しかし、どうやってといわれてもそれはこちらが聞きたい。むしろどうやって貴方はそこに現れたんですかと。
……とりあえずあえて返答するなら。
「徒歩で来ました」
そう返すしかないだろう。実際上陸してから歩いてここまで来たのだし。水の上を滑るのも変則的な徒歩の一種だと思いたい。
「……」
帰ってきた答えは沈黙。どうやらあちらが望む答えではない様子。というか致命的に会話が噛み合ってないような気すらしてきた。
何言ってるんだこいつという、呆れが多分に含まれた視線に晒されながら相手の動きを待つ。
もしかしてこれは虎の尾を踏んでしまったか。向けられた砲身が先ほどから小刻みに震えているが、あれは怒りの感情による作用かもしれない。
まずいと思ったのもつかの間、先ほどから黙っていた白い少女がふわりと、羽毛のような軽やかさをもって艤装から離れる。
それを止めようとした艤装がわずかに動くが、少女が待て、と犬に向けるように艤装に示すと、大人しく動きを止める……砲身は未だにこちらに向いたままだが。
少女は白く長い髪を揺らしながら、俺が立っている位置まで近づくと、何かを堪える様な表情で話しかけてくる。
「貴方、ここまで歩いてきたの?」
こちらを不安がらせない為だろうか、彼女は努めて優しい調子で問いかけてくる。
その質問に対し、俺はうむ、と真面目に頷くと――彼女と、彼女の艤装が決壊したダムのように笑い始める。
前者は押し殺そうとしているが、耐え切れない笑いが口端から漏れ、後者にいたっては腹筋の安否を心配してしまう程に笑い転げている。艤装に腹筋があるのかは不明だが。
俺はそんなに変な返答をしてしまったのだろうか。若干の心配と、笑われているという事実に対しての不満で、思わず顔をしかめてしまう。

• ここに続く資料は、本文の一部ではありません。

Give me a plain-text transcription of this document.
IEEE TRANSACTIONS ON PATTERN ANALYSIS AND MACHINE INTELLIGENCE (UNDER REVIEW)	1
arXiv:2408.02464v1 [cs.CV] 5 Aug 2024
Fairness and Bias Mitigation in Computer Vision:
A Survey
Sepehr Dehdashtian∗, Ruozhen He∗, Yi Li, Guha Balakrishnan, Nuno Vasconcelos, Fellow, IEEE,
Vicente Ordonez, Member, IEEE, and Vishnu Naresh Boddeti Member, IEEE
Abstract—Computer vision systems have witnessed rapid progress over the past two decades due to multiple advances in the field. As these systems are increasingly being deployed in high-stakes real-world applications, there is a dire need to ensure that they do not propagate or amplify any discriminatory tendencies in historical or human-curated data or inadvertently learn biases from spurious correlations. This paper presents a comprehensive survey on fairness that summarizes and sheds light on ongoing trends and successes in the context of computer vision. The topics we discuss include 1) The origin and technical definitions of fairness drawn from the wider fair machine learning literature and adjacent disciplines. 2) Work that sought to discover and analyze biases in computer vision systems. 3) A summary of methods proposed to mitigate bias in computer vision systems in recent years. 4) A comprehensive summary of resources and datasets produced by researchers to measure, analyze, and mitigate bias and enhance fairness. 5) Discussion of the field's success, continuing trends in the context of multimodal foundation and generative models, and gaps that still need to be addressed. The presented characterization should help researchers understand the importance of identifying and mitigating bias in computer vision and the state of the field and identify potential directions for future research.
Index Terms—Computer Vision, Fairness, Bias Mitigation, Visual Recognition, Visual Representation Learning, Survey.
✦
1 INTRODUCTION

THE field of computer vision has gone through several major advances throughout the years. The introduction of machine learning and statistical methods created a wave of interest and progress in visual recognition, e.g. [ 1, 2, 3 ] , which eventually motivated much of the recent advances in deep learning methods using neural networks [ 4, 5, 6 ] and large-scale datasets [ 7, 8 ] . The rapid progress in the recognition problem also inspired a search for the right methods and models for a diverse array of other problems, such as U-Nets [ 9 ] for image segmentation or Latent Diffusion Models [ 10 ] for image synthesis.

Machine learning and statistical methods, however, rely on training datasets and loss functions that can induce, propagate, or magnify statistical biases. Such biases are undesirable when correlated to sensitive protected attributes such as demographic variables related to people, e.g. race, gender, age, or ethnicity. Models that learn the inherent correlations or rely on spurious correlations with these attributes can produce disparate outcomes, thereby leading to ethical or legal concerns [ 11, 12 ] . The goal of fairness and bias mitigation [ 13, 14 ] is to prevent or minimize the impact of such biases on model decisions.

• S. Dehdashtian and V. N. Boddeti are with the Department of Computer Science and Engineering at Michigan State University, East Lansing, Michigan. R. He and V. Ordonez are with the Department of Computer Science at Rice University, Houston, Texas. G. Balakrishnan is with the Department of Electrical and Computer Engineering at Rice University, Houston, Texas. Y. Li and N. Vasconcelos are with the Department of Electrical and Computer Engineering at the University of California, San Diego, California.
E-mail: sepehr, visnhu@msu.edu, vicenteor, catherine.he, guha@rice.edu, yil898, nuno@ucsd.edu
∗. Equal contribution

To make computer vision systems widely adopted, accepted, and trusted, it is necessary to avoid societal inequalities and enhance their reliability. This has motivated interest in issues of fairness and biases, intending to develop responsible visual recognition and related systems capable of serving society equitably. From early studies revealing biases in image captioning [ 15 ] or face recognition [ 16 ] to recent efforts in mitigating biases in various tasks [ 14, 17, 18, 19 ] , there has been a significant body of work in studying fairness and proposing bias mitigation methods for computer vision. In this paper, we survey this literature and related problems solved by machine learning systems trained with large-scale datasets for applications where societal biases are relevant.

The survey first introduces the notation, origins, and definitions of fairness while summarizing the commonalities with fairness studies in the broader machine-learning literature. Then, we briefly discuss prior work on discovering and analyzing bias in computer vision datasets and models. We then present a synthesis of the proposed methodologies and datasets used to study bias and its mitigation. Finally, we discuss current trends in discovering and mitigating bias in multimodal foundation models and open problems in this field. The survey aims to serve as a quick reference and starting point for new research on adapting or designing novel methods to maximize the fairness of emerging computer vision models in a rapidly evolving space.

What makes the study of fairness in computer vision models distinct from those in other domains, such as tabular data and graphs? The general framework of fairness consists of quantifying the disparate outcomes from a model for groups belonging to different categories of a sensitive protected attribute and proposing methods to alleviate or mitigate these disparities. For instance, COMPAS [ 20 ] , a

そんな俺の雰囲気を察したのか、肩を震わせながらも彼女はこちらへ向き直る。
「ごめんなさい。あまりにも変わった答えだったから、つい」
「……いえ、気にしていませんよ」
謝罪をされたのだから、いつまでも引っ張るのは良くないだろう。少し間があったのは……ご愛嬌という事だ。本当に気にしていない。全く。
「そう、優しいのね……じゃあひとつだけ、確認させてくれる?」
緩んだ空気を引き締めるように、赤い瞳をこちらに向け、彼女は問いただしてくる。